Her şeyde olduğu gibi, ibadetlerde de niyet, samimiyet ve ihlâs yegâne kriterdir. Bu kriterler kalbin amelidir. Yani Allah, insanın kalbine ve niyetine bakıp ona göre değerlendirir. Niyetlerin yönü farklı tarafa çevrili, samimiyetlerde problem var ise amellin insana faydası dokunmaz.
Peygamber efendimiz buyuruyorlar ki:
“Dikkat edin! İnsanın bünyesinde bir et parçası vardır. Eğer o salah bulursa bütün ceset salah bulur; eğer o bozulursa bütün ceset bozulur. Dikkat edin o, kalptir.” (Buhari)
Nice az amel edenler vardır ki niyetlerinde samimi olduklarından kazanmışlar, nice çok amel edenler de vardır ki niyetlerinde ki bozukluk nedeniyle kayıp etmişlerdir. Burada önemli olan sadece niyet değil, o niyetin gereğini de yerine getirmek için iradenin hakkını vermektir. Düşünün bir! İnsan fakir fukaraya yardım etmeye niyet etmiş olsa, bunun için hiçbir girişimde bulunmasa bu iyi niyetin faydasını görebilir mi? Aslında bu niyet eyleme dönüşmemiş, samimiyetten uzak bir niyettir. Elimizden geleni yaptıktan sonra o şeyi gerçekleştirememiş olsak bile sırf niyetimizde ki samimiyetimiz nedeniyle mükâfata nail oluruz. Peygamberimiz buyuruyor ki:
“İyi bir iş yapmaya niyet edip de, yapamayana, tam bir iyilik yapmış gibi sevap verilir. Niyet edip yaparsa, on mislinden 700 misline, hatta daha fazla sevaba kavuşur. Kötü bir işe niyet edip, de, yapmayana, yapılmış tam bir iyilik sevabı verilir, niyet edip de yapana ise sadece bir günah yazılır.”(Buhari)

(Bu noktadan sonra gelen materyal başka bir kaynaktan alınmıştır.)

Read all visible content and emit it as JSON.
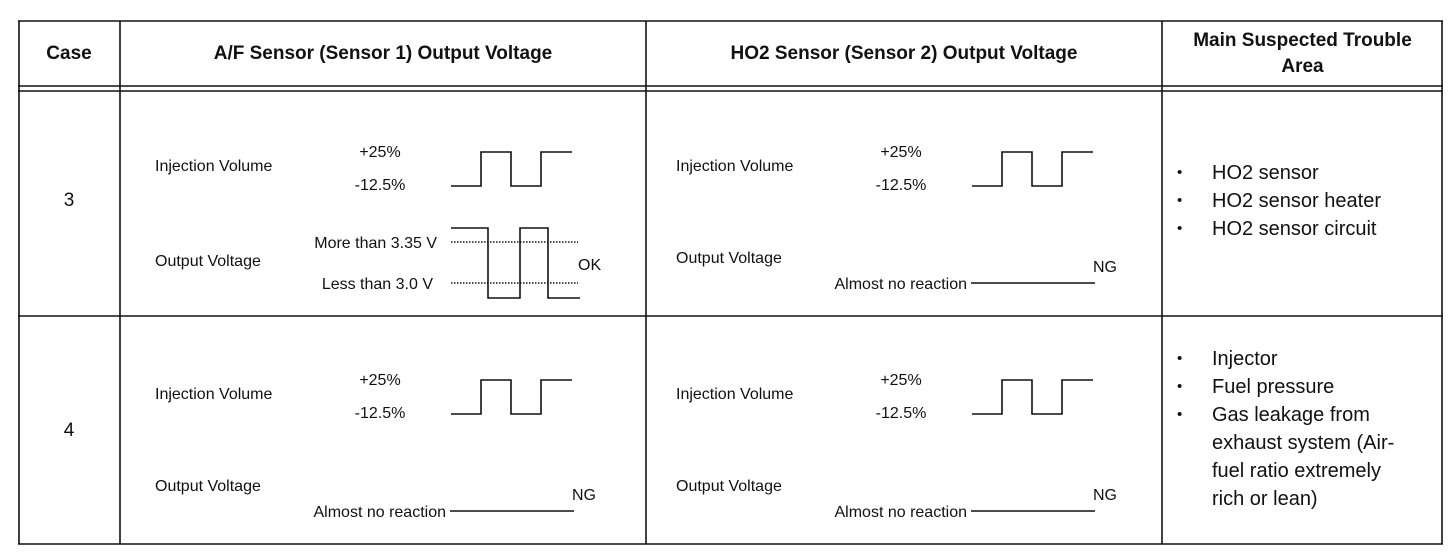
{
  "table": {
    "headers": [
      "Case",
      "A/F Sensor (Sensor 1) Output Voltage",
      "HO2 Sensor (Sensor 2) Output Voltage",
      "Main Suspected Trouble Area"
    ],
    "rows": [
      {
        "case": "3",
        "af_sensor": {
          "injection_label": "Injection Volume",
          "high": "+25%",
          "low": "-12.5%",
          "output_label": "Output Voltage",
          "upper": "More than 3.35 V",
          "lower": "Less than 3.0 V",
          "result": "OK"
        },
        "ho2_sensor": {
          "injection_label": "Injection Volume",
          "high": "+25%",
          "low": "-12.5%",
          "output_label": "Output Voltage",
          "note": "Almost no reaction",
          "result": "NG"
        },
        "trouble_areas": [
          "HO2 sensor",
          "HO2 sensor heater",
          "HO2 sensor circuit"
        ]
      },
      {
        "case": "4",
        "af_sensor": {
          "injection_label": "Injection Volume",
          "high": "+25%",
          "low": "-12.5%",
          "output_label": "Output Voltage",
          "note": "Almost no reaction",
          "result": "NG"
        },
        "ho2_sensor": {
          "injection_label": "Injection Volume",
          "high": "+25%",
          "low": "-12.5%",
          "output_label": "Output Voltage",
          "note": "Almost no reaction",
          "result": "NG"
        },
        "trouble_areas": [
          "Injector",
          "Fuel pressure",
          "Gas leakage from exhaust system (Air-fuel ratio extremely rich or lean)"
        ]
      }
    ]
  }
}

Peki, niyetlerimizin sırf Allah için olduğunu nasıl belirleyeceğiz? Allah’ın her emrine aynı hassasiyeti göstererek tabi ki... Diyelim ki bir insan kurban kesmeye ya da oruç tutmaya gösterdiği hassasiyeti namaz hususunda göstermiyorsa; oruç tutmadı diye üzüldüğü kadarının aynısını kulların hakkına girdiği için üzülmüyorsa veya bir vakit namazı geçtiği için üzüldüğü kadar bir kardeşini kırdığı için üzülmüyorsa, namaz ve orucundaki niyetinde problem var demektir.
Ayrıca yapılan ibadetlerle başkalarının takdirini almakta bizi sevindirmemeli. Böyle bir düşünce riyaya ve gösterişe işarettir. Mümin yaptığı amellerin mükâfatını Allah’tan bekler ve sırf O’nun rızası için yerine getirir. Ne başkalarının övgüsü onu memnun eder ne de yergisi üzer.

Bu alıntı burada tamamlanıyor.